Michael Parker wrote:
> I've never been a big fan of perl, partly because I had done some major
> AWK work (10k line CBASIC->MS Pro Basic translator) before perl came
> around, so I knew AWK inside and out, and knew that AWK code was
> surprisingly maintainable.  That was actually one of the things that
> made me write clawk (well, that and the lack of AWK on the lisp
> machines) -- I wanted real data structures under me, not just those
> wierd string->string associative arrays, and I wanted better regex
> support.  AWK regexes compile to state machines (at least the original
> AWK regexes did) so you couldn't get submatch registers, which meant
> that you would up messing around with match() too much for my tastes.
> Once I had written the regex matcher, doing an awk-like system on top
> of it was trivial, as was the lexer-generator.  Combine those three
> with a parser-generator and the data-structure handling capabilities of
> lisp, and you've got one heck of a text-processing chainsaw.

Kudos to you for the CLAWK project... The combination of LISP and AWK
is quite the powerful combination. In less than 100 lines of LISP, I
converted two dozen files containing a combined total of somewhere
around 70k records, from tab-delimited to CSV, filtering out headers,
footers and other miscellaneous cruft and adding a date column, for the
purpose of preparing the data for a database.
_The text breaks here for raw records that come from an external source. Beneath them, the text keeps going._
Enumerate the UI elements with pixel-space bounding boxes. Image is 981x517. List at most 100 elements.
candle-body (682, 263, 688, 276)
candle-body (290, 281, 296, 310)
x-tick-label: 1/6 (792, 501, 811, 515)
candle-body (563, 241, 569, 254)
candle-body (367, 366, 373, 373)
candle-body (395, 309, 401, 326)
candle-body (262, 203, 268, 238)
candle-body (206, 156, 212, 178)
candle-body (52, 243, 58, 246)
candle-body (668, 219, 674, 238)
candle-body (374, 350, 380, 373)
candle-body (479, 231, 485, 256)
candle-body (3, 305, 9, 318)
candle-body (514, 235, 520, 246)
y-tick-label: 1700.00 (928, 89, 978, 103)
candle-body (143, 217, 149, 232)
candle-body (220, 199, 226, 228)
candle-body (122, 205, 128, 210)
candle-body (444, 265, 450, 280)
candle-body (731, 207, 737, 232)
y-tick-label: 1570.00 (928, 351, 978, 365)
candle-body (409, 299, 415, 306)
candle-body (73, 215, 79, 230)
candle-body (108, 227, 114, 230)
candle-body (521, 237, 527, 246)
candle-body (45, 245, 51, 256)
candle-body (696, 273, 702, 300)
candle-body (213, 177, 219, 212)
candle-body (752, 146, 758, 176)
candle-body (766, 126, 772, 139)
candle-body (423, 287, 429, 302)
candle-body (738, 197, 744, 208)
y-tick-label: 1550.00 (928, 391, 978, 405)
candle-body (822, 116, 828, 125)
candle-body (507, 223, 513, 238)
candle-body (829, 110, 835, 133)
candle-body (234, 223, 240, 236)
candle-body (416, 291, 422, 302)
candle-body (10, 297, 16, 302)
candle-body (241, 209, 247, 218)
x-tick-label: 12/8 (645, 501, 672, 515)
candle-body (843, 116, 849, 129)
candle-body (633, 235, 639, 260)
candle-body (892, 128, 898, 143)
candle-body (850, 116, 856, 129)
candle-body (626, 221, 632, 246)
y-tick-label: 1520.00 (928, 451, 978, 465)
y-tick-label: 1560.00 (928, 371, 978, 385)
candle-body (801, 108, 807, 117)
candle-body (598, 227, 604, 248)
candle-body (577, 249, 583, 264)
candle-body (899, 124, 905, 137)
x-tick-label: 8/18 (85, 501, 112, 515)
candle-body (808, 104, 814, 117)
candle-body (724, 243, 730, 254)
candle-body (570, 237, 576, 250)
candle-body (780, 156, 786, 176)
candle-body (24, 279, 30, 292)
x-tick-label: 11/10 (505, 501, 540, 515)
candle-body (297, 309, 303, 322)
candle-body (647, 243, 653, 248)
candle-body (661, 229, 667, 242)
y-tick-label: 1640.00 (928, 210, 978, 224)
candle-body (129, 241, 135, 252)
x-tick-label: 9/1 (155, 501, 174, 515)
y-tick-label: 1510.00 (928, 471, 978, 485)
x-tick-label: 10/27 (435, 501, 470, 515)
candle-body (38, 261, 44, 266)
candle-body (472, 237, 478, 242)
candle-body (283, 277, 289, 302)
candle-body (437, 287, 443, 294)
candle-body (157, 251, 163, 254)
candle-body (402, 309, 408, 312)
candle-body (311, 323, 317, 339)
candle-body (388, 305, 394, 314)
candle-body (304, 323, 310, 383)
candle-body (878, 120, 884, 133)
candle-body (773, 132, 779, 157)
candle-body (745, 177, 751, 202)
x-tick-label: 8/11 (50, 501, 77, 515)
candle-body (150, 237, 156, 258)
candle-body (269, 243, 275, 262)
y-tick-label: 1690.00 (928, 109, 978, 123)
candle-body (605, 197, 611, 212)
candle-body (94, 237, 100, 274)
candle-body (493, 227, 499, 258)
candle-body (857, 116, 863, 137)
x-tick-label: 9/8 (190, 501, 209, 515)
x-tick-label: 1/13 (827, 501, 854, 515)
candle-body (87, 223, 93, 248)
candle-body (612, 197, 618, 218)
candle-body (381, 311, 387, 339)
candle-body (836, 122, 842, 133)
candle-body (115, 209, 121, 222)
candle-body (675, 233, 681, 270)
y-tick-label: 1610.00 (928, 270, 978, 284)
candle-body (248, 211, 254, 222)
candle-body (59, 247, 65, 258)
It would have required
less code, had the input not needed some tweaking due to missing tabs.
(The tabs were missing in the original RTF files, which I converted to
plain tab-delimited text with OpenOffice.) I could have done without
the trim function, too, since LISP has an analogous function, but I
wasn't thinking when I converted the original AWK script.
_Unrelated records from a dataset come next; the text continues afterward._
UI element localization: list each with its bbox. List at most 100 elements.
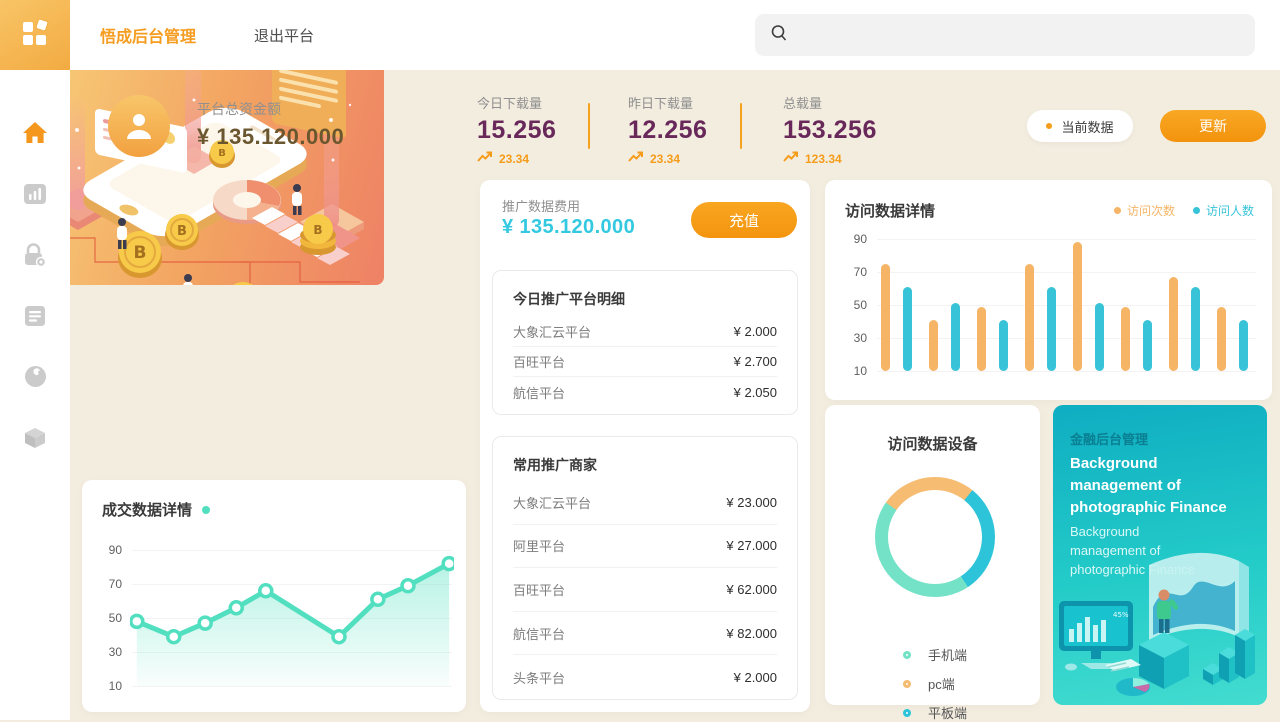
donut-legend-item: pc端 bbox=[903, 674, 967, 693]
lock-settings-icon bbox=[22, 242, 48, 272]
platform-value: ¥ 27.000 bbox=[726, 538, 777, 554]
sidebar-item-security[interactable] bbox=[22, 242, 48, 272]
platform-name: 百旺平台 bbox=[513, 355, 566, 370]
gridline bbox=[132, 549, 452, 551]
app-logo[interactable] bbox=[0, 0, 70, 70]
merchants-list: 大象汇云平台 ¥ 23.000 阿里平台 ¥ 27.000 百旺平台 ¥ 62.000 航信… bbox=[513, 481, 777, 699]
y-tick-label: 90 bbox=[108, 543, 122, 557]
data-point bbox=[370, 591, 386, 608]
bar-chart-icon bbox=[23, 183, 47, 210]
trend-value: 123.34 bbox=[805, 151, 842, 166]
svg-text:B: B bbox=[313, 223, 322, 237]
platform-row: 大象汇云平台 ¥ 2.000 bbox=[513, 317, 777, 347]
bar-group bbox=[929, 303, 960, 371]
home-icon bbox=[22, 121, 48, 150]
data-point bbox=[130, 613, 145, 630]
recharge-label: 充值 bbox=[728, 212, 759, 230]
platform-row: 大象汇云平台 ¥ 23.000 bbox=[513, 481, 777, 525]
svg-text:B: B bbox=[134, 243, 147, 263]
sidebar-item-products[interactable] bbox=[22, 427, 48, 453]
bar bbox=[929, 319, 938, 371]
trend-up-icon bbox=[783, 151, 799, 166]
bar-group bbox=[1169, 276, 1200, 371]
bar bbox=[1191, 286, 1200, 371]
legend-item: 访问人数 bbox=[1192, 202, 1254, 219]
line-chart-title: 成交数据详情 bbox=[102, 499, 211, 520]
legend-dot-icon bbox=[1192, 207, 1200, 214]
platform-name: 航信平台 bbox=[513, 385, 566, 401]
data-point bbox=[197, 615, 213, 631]
current-data-button[interactable]: 当前数据 bbox=[1027, 110, 1133, 142]
platform-name: 头条平台 bbox=[513, 670, 566, 686]
update-button[interactable]: 更新 bbox=[1160, 110, 1266, 142]
sidebar-item-tools[interactable] bbox=[22, 366, 48, 392]
data-point bbox=[331, 628, 347, 645]
stat-label: 总载量 bbox=[783, 96, 823, 111]
deal-data-card: 成交数据详情 90 70 50 30 10 bbox=[82, 480, 466, 712]
platform-name: 航信平台 bbox=[513, 626, 566, 642]
bar-group bbox=[1217, 306, 1248, 371]
platform-value: ¥ 23.000 bbox=[726, 494, 777, 510]
y-tick-label: 70 bbox=[853, 265, 867, 279]
gridline bbox=[877, 271, 1256, 273]
search-bar[interactable] bbox=[755, 14, 1255, 56]
y-tick-label: 90 bbox=[853, 232, 867, 246]
bar-groups bbox=[881, 239, 1248, 371]
data-point bbox=[165, 628, 182, 645]
bar bbox=[1121, 306, 1130, 371]
stat-value: 153.256 bbox=[783, 116, 877, 144]
avatar[interactable] bbox=[108, 95, 170, 157]
sidebar-item-home[interactable] bbox=[22, 121, 48, 150]
y-tick-label: 30 bbox=[108, 645, 122, 659]
platform-value: ¥ 62.000 bbox=[726, 581, 777, 597]
banner-tag: 金融后台管理 bbox=[1070, 432, 1149, 447]
y-tick-label: 10 bbox=[853, 364, 867, 378]
fund-value: ¥ 135.120.000 bbox=[197, 124, 345, 149]
recharge-button[interactable]: 充值 bbox=[691, 202, 797, 238]
bar bbox=[1239, 319, 1248, 371]
bar bbox=[1169, 276, 1178, 371]
gridline bbox=[132, 583, 452, 585]
fund-label: 平台总资金额 bbox=[197, 101, 281, 117]
current-data-label: 当前数据 bbox=[1061, 119, 1114, 135]
sidebar-item-statistics[interactable] bbox=[22, 183, 48, 209]
platform-row: 百旺平台 ¥ 2.700 bbox=[513, 347, 777, 377]
finance-banner-card[interactable]: 金融后台管理 Background management of photogra… bbox=[1053, 405, 1267, 705]
legend-item: 访问次数 bbox=[1113, 202, 1175, 219]
platform-name: 大象汇云平台 bbox=[513, 495, 592, 511]
donut-legend-item: 手机端 bbox=[903, 645, 967, 664]
promo-fee-value: ¥ 135.120.000 bbox=[502, 216, 636, 238]
gridline bbox=[877, 370, 1256, 372]
legend-label: 平板端 bbox=[928, 706, 968, 721]
bar bbox=[951, 303, 960, 371]
legend-ring-icon bbox=[903, 650, 911, 659]
y-tick-label: 30 bbox=[853, 331, 867, 345]
bar bbox=[977, 306, 986, 371]
y-tick-label: 70 bbox=[108, 577, 122, 591]
trend-value: 23.34 bbox=[499, 151, 530, 166]
legend-label: pc端 bbox=[928, 677, 955, 692]
stat-divider bbox=[588, 103, 590, 149]
sidebar-item-orders[interactable] bbox=[22, 305, 48, 331]
platform-row: 百旺平台 ¥ 62.000 bbox=[513, 568, 777, 612]
platform-name: 百旺平台 bbox=[513, 582, 566, 598]
today-detail-title: 今日推广平台明细 bbox=[513, 291, 625, 307]
sidebar bbox=[0, 70, 70, 720]
platform-value: ¥ 82.000 bbox=[726, 625, 777, 641]
promotion-panel: 推广数据费用 ¥ 135.120.000 充值 今日推广平台明细 大象汇云平台 ¥… bbox=[480, 180, 810, 712]
y-tick-label: 50 bbox=[853, 298, 867, 312]
topbar: 悟成后台管理 退出平台 bbox=[0, 0, 1280, 70]
brand-title[interactable]: 悟成后台管理 bbox=[100, 29, 197, 46]
legend-ring-icon bbox=[903, 708, 911, 717]
search-input[interactable] bbox=[799, 27, 1241, 43]
platform-name: 阿里平台 bbox=[513, 539, 566, 555]
exit-platform-link[interactable]: 退出平台 bbox=[254, 27, 315, 45]
data-point bbox=[441, 555, 454, 572]
bar-group bbox=[881, 263, 912, 371]
platform-row: 航信平台 ¥ 2.050 bbox=[513, 377, 777, 407]
y-tick-label: 10 bbox=[108, 679, 122, 693]
banner-title: Background management of photographic Fi… bbox=[1070, 455, 1227, 516]
stat-total-loads: 总载量 153.256 123.34 bbox=[783, 93, 923, 166]
legend-label: 手机端 bbox=[928, 648, 968, 663]
device-data-card: 访问数据设备 手机端 pc端 平板端 bbox=[825, 405, 1040, 721]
Wrapping calls to (TRANSFORM-LOG) with a redirection of
*STANDARD-OUTPUT* in a (WITH-OPEN-FILE) (within a (LAMBDA) passed to a
(MAPCAR), given a list of tax logs) after replacing the T stream
designator to *STANDARD-OUTPUT* in the call to (FORMAT), made it even
sweeter. The information compression is amazing, considering what it
might have taken with C or (ACK!) Java.

I'm impressed with how easy LISP and CLAWK made the job, and I thank
you for the CLAWK effort.

>
> Or you can use CLAWK's SPLIT.  Or WITH-FIELDS, which both splits and
> destructures.  Or you can use WITH-MATCH, which applies a regex and
> destructures the submatches into variables for you.  Or MATCH-CASE,
> which looks sort of like CL CASE but uses regex matching instead of
> eq/memq, and allows you to destructure the register submatches within a
> particular case using WITH-SUBMATCHES.

Though it wasn't absolutely necessary, I did modify the DEFAWK
definition to use WITH-FIELDS in the T action form, to make the code
more readable. While it added a few lines to the code, I compensated
for it by moving the (TRIM) and (DEMONETIZE) calls to (DUMP).